Giving Thanks for… Work?
~by Pastor Mike Middaugh
One of my favorite books in recent years is Every Good Endeavor by Tim Keller, a Presbyterian Pastor in New York City. This book connects our work to God’s plan for the world and shows why our work matters.
At one point Keller quotes another author, Lester Dekoster, in a passage that I believe reminds us to be thankful for all things, even the work we are called to do.
Work is the form in which we make ourselves useful to others… in which others make themselves useful to us. We plant [with our work]; God give the increase to unify the human race….

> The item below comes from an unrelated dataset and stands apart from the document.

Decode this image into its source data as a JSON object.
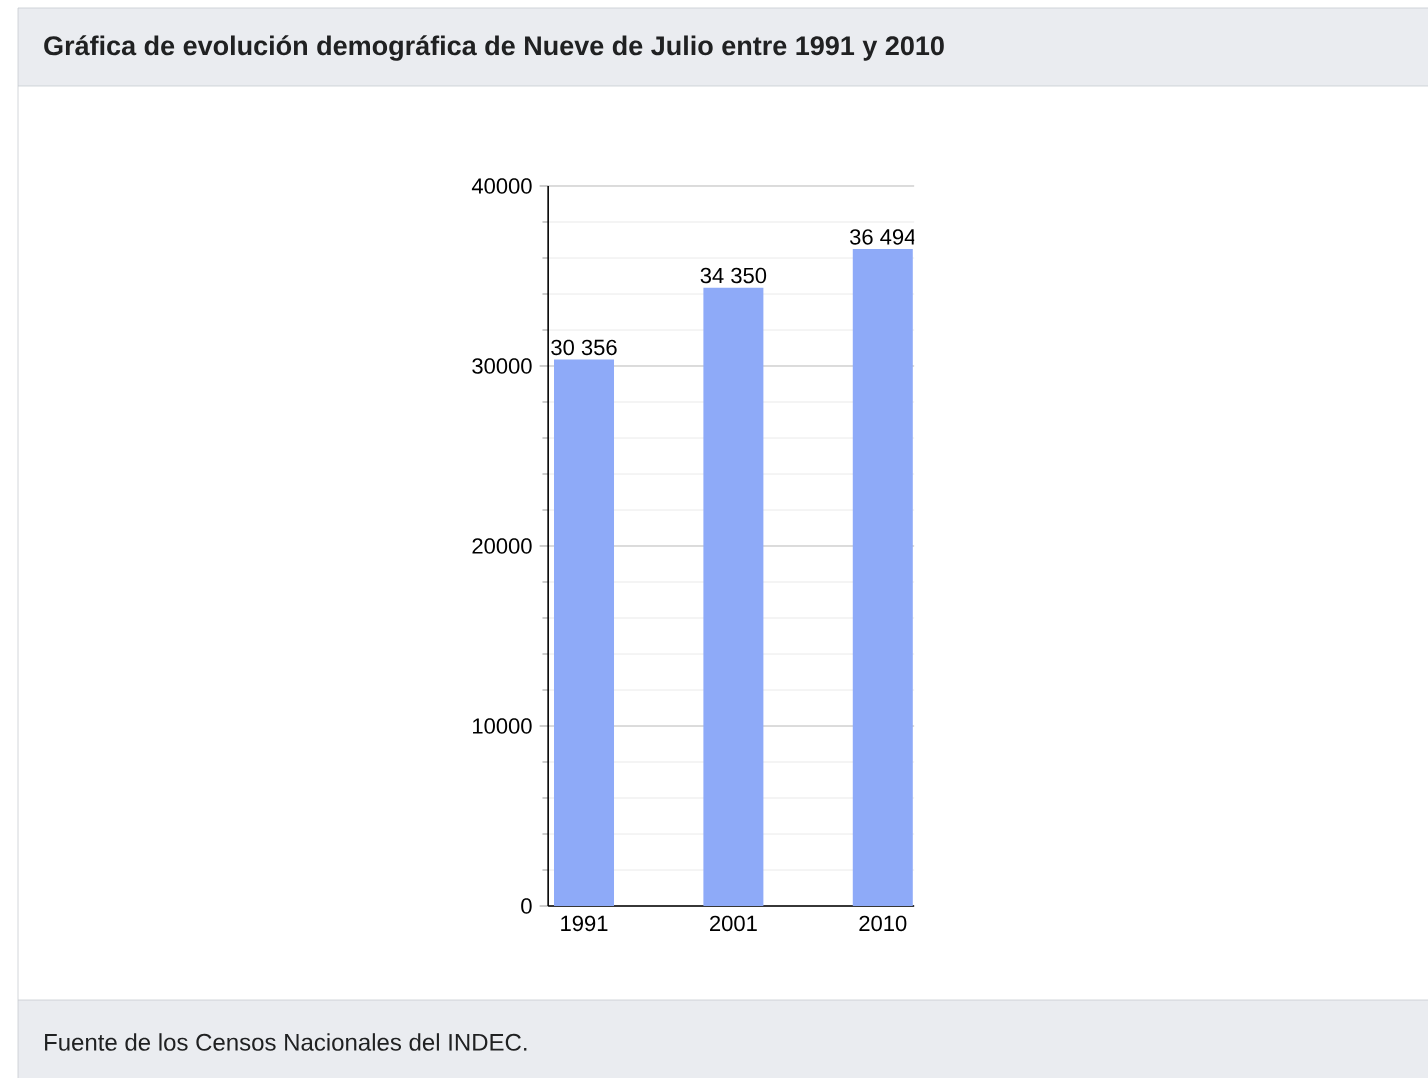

[Look at] the chair you are lounging in. . . . Could you have made it for yourself? . . . How [would you] get, say, the wood? Go and fell a tree? But only after first making the tools for that, and putting together some kind of vehicle to haul the wood, and constructing a mill to do the lumber and roads to drive on from place to place? In short, a lifetime or two to make one chair! . . . If we . . . worked not forty but one-hundred-forty hours per week we couldn’t make ourselves from scratch even a fraction of all the goods and services that we call our own. [Our] paycheck turns out to buy us the use of far more than we could possibly make for ourselves in the time it takes us to earn the check. . . . Work . . . yields far more in return upon our efforts than our particular jobs put in. . . .
Imagine that everyone quits working, right now! What happens? Civilized life quickly melts away. Food vanishes from the shelves, gas dries up at the pump, streets are no longer patrolled, and fires burn themselves out. Communication and transportation services end, utilities go dead. Those who survive at all are soon huddled around campfires, sleeping in caves, clothed in raw animal hides. The difference between a wilderness and culture is simply, work.
Tim Keller adds at the end of this section:
There may be no better way to love your neighbor, whether you are writing parking tickets, software, or books, than to simply do your work. But only skillful, competent work will do.
As we head into the Thanksgiving holiday let us give thanks to God for all things from the small to the big. And for the work of those who helped to create them and bring them into our lives. And let us be thankful also for the opportunity to do the work that we do, that we are blessed to be a part of God’s ongoing plan of creating, cultivating, and subduing the often chaotic world.
And, work is not restricted just to an occupation, something that leads to a paycheck. As you prepare the Thanksgiving meal, whether turkey or potatoes or pies, know that you too are fulfilling God’s call to produce, and create. You are blessing others with the work of your hands, the basting of a brush, the slicing of a knife, and the stirring of a spoon. So, let this work too be done with skill and with joy, for it is the fulfillment of God’s call upon our lives. And others, will thank you.